CINTA, Gadis kecil kelas tiga SD itu menangis, bahunya berguncang sesenggukan, matanya sembab. Kedua tangannya memegang erat Handphone yang dia tempelkan ditelinganya. Disebelahnya assisten rumah tangga duduk di lantai membiarkannya karena tak tau harus berbuat apa.
Tubuhnya kecil dan kurus bukan karena kurang makan atau kurang gizi. Anak kecil ini banyak temannya tapi jarang bicara. Tapi hari itu sepi, teman temannya entah pada kemana. Dirumahnya berbagai macam mainan ada. Bahkan ada juga kolam renang di belakang rumahnya. Buku buku, majalah dan entah apa yang tidak ada dirumah itu. Semuanya ada.
Yang tidak ada, Ayah Ibunya.
Ayah ibunya sedang Touring bersama group Mogenya selama dua minggu ke Australia. Rasanya baru kemarin aku mendengar kalau mereka touring ke Germany sekarang sudah pergi lagi.
Assisten rumah tangga satunya lagi yang lebih senior, Bu Hari namanya mengeluh kalau Cinta menangis semalaman tak mau diam. Akhirnya bu Hari pun hanya bisa uring-uringan dan marah-marah sebagai pelampiasan kekesalannya.

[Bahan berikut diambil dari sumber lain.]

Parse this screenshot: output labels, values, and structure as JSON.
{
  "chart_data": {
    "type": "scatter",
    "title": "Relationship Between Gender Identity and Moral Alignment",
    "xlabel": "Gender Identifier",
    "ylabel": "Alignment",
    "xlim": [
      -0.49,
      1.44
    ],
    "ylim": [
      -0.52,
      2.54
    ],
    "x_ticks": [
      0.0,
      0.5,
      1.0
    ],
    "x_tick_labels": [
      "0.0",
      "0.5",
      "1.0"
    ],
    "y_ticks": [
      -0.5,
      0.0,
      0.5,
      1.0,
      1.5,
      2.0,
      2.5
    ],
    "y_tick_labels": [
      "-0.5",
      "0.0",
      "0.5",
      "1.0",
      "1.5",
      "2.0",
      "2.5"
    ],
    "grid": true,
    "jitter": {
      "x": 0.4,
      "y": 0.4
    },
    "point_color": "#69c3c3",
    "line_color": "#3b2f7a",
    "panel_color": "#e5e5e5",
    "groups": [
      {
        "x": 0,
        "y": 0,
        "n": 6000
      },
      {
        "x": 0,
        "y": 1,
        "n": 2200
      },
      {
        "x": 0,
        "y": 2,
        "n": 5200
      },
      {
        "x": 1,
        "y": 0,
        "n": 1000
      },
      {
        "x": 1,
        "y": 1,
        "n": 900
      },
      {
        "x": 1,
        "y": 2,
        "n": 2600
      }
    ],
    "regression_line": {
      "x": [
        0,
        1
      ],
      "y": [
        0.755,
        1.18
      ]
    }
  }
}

Aku mengangkat tubuh kecil itu dan memeluknya, membiarkannya menyelesaikan tangisannya. Kucium kepalanya dalam dalam. Keringat dan air mata bercampur membasahi pipi dan leher gadis kecil itu. Sebagian rambutnya jatuh ke muka ikut basah dan menempel di pipinya.
“Mba tolong ambilkan sisir sama karet rambut,” kataku.
Bu Hari membawakan sisir dan karet. Aku menyisiri rambutnya pelan-pelan dan diikat kebelakang.
Kini muka anak kecil itu tampak lebih terang.
“Sini tante pinjam Hapenya. Mau telpon siapa Cinta?”
“Mama...,” lirih dia bersuara. Ahh Aku lega bisa mendengar suaranya. Diberikannya Hape itu padaku.
“Mungkin mamanya kehabisa batre, jadi nggak tau kalau Cinta nelfon. Lagian, kalau lagi di jalan sinyalnya suka ilang, jadi telponnya nggak bisa nyambung.” Aku menjelaskan dengan serius sambil menatap mata gadis itu dalam dalam.
Sang Assisten rumah tangga itu cerita kalau sepanjang malam anak itu mencoba menghubungi mamanya tapi nggak bisa, lelah menangis dia tertidur dan terbangun lagi, lalu menelfon mamahnya dan menangis lagi dan tertidur lagi dan menelfon lagi sepanjang malam hingga pagi ini.
“Besok besok nggak usah telpon mamanya lagi ya. Nanti kalau acaranya sudah selesai kan mamanya pulang. Sekarang Cinta main aja,” pesanku.
Cinta diam saja.
“Orang sudah gedhe kok dibilangin nggak mau ngerti,” keluh bu Hari.